Una coppia di amici, gli Angeli, ha recentemente avuto un figlio. Quando sono andati all’Azienda Sanitaria Locale (ASL) per scegliere il pediatra, hanno potuto scegliere solo tra due: il dottor Baldini e il dottor Dumini. I due forse ritenuti più scarsi, mi vien da chiosare, o forse gli ultimi arrivati, perché gli altri erano al completo e non potevano accettare nuovi assistiti.

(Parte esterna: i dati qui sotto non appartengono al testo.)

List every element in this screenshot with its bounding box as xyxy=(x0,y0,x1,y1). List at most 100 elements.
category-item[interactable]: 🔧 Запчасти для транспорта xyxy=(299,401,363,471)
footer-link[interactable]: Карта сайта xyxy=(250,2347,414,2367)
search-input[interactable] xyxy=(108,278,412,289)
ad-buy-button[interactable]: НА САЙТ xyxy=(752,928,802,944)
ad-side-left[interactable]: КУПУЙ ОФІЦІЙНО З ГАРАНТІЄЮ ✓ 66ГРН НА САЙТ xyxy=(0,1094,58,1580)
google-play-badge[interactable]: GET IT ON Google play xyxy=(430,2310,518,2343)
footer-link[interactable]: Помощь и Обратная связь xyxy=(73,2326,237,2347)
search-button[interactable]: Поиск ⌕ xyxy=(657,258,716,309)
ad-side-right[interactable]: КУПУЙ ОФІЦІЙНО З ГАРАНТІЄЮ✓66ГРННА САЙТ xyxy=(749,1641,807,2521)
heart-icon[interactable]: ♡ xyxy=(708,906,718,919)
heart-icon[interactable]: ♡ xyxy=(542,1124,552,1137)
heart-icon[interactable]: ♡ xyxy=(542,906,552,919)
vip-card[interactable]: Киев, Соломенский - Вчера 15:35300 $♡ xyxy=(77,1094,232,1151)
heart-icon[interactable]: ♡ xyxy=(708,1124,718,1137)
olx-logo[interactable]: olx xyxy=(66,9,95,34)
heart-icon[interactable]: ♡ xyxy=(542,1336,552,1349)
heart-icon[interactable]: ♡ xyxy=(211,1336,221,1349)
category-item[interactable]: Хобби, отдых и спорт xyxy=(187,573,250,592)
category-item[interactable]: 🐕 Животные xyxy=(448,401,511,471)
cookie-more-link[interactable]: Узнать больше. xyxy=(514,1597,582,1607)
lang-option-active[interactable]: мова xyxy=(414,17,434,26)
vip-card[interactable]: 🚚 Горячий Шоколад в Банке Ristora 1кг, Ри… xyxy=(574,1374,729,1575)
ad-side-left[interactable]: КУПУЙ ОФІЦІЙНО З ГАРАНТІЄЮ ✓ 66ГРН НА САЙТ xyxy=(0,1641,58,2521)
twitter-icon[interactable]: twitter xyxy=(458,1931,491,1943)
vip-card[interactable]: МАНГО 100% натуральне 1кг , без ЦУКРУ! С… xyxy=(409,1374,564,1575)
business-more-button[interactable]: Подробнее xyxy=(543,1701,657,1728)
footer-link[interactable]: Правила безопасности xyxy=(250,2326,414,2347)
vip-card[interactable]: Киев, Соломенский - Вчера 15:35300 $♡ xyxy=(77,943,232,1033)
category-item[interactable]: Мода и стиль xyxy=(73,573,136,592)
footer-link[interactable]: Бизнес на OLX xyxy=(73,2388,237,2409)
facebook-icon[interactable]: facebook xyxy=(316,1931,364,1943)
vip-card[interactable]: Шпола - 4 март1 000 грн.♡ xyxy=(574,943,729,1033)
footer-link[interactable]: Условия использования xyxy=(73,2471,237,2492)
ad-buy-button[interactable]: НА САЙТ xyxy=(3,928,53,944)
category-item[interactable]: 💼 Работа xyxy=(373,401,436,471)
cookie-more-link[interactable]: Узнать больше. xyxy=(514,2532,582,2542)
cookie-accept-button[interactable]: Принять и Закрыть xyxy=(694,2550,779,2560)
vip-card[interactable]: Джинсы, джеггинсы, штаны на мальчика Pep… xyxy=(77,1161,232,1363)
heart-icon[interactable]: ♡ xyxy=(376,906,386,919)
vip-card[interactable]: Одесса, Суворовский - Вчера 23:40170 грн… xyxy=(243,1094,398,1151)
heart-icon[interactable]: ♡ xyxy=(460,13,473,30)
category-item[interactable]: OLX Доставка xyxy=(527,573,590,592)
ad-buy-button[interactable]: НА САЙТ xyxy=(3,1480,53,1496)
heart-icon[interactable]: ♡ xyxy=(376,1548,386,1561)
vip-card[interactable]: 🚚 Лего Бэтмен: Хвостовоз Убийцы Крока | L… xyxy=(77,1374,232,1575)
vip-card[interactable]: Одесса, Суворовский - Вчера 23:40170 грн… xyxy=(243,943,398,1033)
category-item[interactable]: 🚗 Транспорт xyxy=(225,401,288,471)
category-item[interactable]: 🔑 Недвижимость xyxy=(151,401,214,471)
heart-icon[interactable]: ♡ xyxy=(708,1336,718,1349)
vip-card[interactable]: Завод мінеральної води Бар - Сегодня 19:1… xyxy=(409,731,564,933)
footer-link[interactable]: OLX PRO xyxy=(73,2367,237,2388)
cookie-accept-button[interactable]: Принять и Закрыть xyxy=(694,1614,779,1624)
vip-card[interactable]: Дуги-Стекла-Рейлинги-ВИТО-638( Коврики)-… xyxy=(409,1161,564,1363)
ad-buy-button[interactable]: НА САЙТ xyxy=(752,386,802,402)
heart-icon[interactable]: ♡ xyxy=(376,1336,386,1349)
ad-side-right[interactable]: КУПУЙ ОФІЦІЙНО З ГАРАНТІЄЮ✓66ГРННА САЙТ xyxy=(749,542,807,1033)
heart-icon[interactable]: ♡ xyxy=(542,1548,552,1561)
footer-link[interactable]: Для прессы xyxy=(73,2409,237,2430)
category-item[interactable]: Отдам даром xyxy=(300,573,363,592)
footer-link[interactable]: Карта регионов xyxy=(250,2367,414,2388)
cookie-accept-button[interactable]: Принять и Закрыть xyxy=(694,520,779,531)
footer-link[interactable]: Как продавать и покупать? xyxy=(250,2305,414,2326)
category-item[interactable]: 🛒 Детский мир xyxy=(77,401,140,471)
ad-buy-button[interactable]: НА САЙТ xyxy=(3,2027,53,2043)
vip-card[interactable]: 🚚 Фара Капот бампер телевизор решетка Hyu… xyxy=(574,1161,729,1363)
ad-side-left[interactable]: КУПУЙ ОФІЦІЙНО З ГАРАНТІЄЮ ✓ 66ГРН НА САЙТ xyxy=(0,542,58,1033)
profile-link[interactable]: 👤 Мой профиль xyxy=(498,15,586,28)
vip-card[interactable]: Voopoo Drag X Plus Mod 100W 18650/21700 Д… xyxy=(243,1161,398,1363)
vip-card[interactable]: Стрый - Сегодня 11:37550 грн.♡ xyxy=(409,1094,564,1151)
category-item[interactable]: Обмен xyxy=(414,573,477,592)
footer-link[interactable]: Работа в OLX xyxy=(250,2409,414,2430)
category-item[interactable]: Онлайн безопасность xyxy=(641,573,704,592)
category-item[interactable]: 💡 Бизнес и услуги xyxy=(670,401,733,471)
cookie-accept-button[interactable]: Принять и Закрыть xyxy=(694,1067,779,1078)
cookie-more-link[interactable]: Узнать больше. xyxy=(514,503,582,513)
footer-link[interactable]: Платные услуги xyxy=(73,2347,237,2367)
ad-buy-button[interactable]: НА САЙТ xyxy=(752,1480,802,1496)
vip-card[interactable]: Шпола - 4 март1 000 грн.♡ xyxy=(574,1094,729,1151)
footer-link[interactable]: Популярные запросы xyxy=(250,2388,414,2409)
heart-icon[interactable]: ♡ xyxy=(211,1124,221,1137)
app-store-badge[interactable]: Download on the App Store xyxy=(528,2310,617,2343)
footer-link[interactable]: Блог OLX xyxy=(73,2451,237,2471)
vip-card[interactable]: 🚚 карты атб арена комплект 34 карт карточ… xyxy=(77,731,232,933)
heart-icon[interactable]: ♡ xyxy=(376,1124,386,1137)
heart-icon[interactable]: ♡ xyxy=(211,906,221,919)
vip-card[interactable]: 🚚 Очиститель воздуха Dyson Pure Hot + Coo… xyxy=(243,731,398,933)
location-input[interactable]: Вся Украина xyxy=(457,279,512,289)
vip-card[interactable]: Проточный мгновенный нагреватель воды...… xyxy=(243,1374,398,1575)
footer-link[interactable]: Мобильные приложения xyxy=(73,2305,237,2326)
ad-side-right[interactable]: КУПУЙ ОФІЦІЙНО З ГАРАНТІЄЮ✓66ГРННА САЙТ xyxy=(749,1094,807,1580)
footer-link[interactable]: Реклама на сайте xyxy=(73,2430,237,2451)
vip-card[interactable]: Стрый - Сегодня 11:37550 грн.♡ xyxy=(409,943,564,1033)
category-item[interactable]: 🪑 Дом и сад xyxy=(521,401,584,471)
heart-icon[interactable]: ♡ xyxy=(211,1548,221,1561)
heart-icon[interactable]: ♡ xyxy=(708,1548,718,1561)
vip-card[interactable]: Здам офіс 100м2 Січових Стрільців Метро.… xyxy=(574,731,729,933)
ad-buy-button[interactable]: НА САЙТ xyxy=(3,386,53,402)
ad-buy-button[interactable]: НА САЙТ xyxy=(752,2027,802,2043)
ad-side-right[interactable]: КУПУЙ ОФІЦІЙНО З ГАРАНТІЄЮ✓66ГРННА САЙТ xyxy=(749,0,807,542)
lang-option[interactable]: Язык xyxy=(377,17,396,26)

Hanno scelto il dottor Baldini.

Anche altri amici, i Cominetti, hanno avuto un figlio quasi contemporaneamente agli Angeli. Loro, però (per comodità, essendo l’ambulatorio vicino) hanno scelto il dottor Dumini.

Il mese scorso abbiamo avuto a cena gli Angeli. La conversazione si è ben presto orientata sul pupo e sulle malattie del pupo. Abbiamo saputo che il dottor Baldini non effettua visite a domicilio, riceve i piccoli pazienti solo in ambulatorio. «Ma quando pensi che il bambino non sia trasportabile e hai bisogno che il medico venga a casa, come fate?» ho chiesto. «Ci rivolgiamo al dottor Dumini», mi risponde mamma Angeli. «Mi è stato raccomandato da un’amica. È un dottore molto disponibile, quando ho bisogno viene in breve tempo.»
«Quanto ti chede?» faccio io.
«Cinquanta euro. Qualche volta quaranta, mi fa lo sconto».
«Naturalmente senza fattura» ribatto.
«Naturalmente».

Ieri sera abbiamo avuto a cena i Cominetti. Anche con loro, inevitabilmente, la conversazione si è ben presto orientata sul primogenito. Abbiamo saputo che il dottor Dumini non effettua visite a domicilio, riceve i piccoli pazienti solo in ambulatorio.

A questo punto ho avuto una sensazione quasi di dejà vu.

«Ma quando pensi che il bambino non sia trasportabile e hai bisogno che il medico venga a casa, come fate?» ho chiesto. «Ci rivolgiamo al dottor Baldini», mi risponde mamma Cominetti. «Mi è stato raccomandato da un’amica. È un dottore molto disponibile, quando ho bisogno viene in breve tempo.»
«Quanto ti chede?» faccio io.
«Cinquanta euro. Qualche volta quaranta, mi fa lo sconto».
«Naturalmente senza fattura» ribatto.
«Naturalmente».

Naturalmente.

Ogni riferimento a persone esistenti o fatti realmente avvenuti è da ritenersi del tutto casuale.